Poetry is hard sometimes. The lack of words leaves me wanting more. And, maybe that’s the point, the distilled words of a poem have no room for excess. So I must read slower, think longer and revisit them from time to time.
I thought of this poem this afternoon and wanted to share it. To me, it’s a serious poem, but a happy one.
Wild Geese
by Mary Oliver
You do not have to be good.
You do not have to walk on your knees
For a hundred miles through the desert, repenting.
You only have to let the soft animal of your body
love what it loves.
Tell me about your despair, yours, and I will tell you mine.
Meanwhile the world goes on.
Meanwhile the sun and the clear pebbles of the rain
are moving across the landscapes,
over the prairies and the deep trees,
the mountains and the rivers.
Meanwhile the wild geese, high in the clean blue air,
are heading home again.
Whoever you are, no matter how lonely,
the world offers itself to your imagination,
calls to you like the wild geese, harsh and exciting —
over and over announcing your place
in the family of things.
—
I love the strong images from nature that Mary Oliver describes.

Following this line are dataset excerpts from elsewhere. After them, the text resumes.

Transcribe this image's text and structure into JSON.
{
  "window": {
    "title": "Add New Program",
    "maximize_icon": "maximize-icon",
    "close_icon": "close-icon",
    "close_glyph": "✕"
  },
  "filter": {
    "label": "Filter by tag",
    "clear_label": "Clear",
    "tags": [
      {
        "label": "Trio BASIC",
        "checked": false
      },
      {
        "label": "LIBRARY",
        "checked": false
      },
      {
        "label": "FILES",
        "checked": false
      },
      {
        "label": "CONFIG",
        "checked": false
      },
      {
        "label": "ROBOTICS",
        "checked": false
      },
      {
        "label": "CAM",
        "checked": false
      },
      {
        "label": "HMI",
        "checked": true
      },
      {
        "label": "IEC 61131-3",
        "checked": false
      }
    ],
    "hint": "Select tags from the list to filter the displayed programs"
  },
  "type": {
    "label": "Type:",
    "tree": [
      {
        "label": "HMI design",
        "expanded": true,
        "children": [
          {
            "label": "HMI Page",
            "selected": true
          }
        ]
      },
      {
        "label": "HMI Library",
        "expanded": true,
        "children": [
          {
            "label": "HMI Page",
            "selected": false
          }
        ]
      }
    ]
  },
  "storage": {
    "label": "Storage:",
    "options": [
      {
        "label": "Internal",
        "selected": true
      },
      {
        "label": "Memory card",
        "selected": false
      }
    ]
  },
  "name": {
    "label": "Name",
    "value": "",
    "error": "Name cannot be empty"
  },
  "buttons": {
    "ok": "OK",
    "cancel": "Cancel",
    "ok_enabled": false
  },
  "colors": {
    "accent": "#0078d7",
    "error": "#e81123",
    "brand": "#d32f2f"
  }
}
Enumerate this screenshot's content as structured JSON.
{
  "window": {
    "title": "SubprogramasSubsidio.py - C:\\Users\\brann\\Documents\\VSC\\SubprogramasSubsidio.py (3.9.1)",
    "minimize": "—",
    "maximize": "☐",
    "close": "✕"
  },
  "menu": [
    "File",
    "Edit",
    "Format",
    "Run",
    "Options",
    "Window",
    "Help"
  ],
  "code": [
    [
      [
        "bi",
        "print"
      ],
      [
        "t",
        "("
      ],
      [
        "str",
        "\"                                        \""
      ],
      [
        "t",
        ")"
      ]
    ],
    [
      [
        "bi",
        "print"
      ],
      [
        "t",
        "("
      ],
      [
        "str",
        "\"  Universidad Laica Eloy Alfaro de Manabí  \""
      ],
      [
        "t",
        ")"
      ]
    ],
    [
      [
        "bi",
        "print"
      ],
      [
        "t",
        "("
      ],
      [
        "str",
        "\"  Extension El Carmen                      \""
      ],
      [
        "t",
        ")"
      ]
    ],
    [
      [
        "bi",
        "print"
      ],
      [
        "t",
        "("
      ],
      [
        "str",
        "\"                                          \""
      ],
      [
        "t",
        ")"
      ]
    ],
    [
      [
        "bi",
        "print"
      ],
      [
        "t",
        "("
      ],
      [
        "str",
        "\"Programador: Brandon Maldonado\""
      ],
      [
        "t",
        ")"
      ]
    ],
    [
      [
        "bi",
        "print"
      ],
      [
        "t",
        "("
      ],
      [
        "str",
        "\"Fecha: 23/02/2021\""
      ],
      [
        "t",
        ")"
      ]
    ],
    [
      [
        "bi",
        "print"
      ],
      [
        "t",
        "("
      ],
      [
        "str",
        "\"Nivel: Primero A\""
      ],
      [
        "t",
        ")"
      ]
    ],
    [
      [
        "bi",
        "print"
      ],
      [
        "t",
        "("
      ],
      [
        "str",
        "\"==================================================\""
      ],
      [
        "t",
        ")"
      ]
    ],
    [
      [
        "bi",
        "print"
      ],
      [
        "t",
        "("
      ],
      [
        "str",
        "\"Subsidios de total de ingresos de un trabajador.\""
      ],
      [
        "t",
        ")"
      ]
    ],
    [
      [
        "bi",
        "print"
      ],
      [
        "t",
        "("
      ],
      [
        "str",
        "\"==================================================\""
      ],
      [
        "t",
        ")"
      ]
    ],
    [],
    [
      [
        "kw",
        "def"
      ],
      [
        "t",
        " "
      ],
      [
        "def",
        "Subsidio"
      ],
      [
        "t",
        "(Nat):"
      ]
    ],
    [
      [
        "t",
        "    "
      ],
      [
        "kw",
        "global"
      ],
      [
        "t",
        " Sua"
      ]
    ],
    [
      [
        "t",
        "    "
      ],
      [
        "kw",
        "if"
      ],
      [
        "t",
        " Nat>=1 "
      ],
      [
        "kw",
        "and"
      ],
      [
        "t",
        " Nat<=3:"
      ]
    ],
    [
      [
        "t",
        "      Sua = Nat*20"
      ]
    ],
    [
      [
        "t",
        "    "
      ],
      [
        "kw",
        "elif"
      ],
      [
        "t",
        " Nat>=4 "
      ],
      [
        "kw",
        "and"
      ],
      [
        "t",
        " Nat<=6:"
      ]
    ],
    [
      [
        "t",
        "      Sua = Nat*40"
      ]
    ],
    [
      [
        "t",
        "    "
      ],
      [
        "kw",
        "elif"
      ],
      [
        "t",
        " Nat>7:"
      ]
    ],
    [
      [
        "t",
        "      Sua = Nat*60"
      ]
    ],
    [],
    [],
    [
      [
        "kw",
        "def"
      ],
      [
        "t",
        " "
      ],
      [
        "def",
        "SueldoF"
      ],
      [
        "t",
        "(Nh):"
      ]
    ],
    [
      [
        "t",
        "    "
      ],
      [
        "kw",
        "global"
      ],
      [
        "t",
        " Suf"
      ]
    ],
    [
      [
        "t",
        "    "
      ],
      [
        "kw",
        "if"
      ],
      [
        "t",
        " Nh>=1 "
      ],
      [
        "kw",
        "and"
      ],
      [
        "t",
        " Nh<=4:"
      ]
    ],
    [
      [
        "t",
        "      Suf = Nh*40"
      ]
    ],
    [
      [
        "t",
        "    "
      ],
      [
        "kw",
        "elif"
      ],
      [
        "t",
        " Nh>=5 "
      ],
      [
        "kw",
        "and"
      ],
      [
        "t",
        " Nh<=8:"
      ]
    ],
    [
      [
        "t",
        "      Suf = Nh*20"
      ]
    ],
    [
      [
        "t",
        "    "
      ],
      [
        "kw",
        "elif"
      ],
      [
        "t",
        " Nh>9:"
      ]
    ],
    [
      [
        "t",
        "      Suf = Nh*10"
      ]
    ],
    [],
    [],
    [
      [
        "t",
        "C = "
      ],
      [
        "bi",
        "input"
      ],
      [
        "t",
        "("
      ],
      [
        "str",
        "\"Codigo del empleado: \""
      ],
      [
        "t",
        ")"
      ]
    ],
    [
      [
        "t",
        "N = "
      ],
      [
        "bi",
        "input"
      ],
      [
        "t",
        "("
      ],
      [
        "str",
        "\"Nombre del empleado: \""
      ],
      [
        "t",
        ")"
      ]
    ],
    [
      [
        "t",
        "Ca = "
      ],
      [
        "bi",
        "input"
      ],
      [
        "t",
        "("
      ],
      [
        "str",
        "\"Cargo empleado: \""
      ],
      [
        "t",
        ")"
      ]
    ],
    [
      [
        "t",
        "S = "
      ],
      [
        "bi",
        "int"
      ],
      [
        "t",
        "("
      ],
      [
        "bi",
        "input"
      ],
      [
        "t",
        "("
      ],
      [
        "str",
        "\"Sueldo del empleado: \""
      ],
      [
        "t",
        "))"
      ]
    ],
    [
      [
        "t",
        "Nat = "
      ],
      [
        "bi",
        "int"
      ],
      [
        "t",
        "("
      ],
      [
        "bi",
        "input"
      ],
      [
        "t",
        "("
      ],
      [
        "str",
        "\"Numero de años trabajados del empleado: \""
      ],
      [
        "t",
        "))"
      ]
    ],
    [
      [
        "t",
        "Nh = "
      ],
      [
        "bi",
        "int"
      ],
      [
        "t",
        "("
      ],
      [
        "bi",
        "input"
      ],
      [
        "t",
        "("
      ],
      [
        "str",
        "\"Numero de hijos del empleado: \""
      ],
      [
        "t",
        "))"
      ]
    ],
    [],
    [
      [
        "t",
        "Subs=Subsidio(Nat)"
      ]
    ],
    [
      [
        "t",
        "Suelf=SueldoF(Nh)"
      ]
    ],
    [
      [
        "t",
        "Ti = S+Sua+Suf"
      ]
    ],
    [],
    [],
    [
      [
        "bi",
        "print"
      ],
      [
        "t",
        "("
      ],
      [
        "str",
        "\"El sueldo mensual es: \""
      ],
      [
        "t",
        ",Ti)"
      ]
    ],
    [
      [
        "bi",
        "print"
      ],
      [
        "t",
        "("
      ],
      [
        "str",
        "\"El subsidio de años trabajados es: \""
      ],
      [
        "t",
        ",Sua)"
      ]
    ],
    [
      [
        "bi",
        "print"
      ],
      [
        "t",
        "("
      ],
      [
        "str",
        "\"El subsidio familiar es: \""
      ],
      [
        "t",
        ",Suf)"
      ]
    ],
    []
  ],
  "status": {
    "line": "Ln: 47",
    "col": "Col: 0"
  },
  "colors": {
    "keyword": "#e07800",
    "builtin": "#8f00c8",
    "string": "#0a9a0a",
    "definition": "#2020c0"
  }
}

During Lent, this line is especially appropriate, “You do not have to walk on your knees
For a hundred miles through the desert, repenting.”
We’ve already been saved, I need not mourn. I need not repent for one hundred miles. It’s not about me and my actions. I must simply accept the gift of Grace.
Sometimes, it’s easier to crawl 100 miles, than to simply “let the small animal of your body love what it loves” — isn’t it?
Wouldn’t we rather earn our freedom, than embrace a gift?
That’s what I was thinking today as I read this poem.
And, the end of the poem is always my favorite.
Every time I see or hear wild geese flying overtop of our farm or when I’m driving in my car, my mind recalls these lines:
“….calls to you like the wild geese, harsh and exciting”
Isn’t that true? Each day, the world is offering us something. I love that she chose the words “harsh” and “exciting”. Life is like that, hard but good. Harsh but exciting.
She hints at the way that the sound of wild geese makes my blood pump faster, excitement from their honking filling the air.
I like to think that Mary is calling us to be courageous, to embrace the extravagance and peace we see in nature.
She’s calling us to find our place in the family of things. She’s telling us we’ll get lost, but it won’t be for long.
We’ll find our place again every time, life will call to us again…in a phone call from a friend, a poem, a gift, or the wild geese.
Over and over life announces itself to us, we just have to listen.
Thanks for sharing that poem. Wild geese have been flying over Missouri in long skeins. If I see them while I am driving, I stop and get out of the car so I can hear them clearly–a lovely wild sound.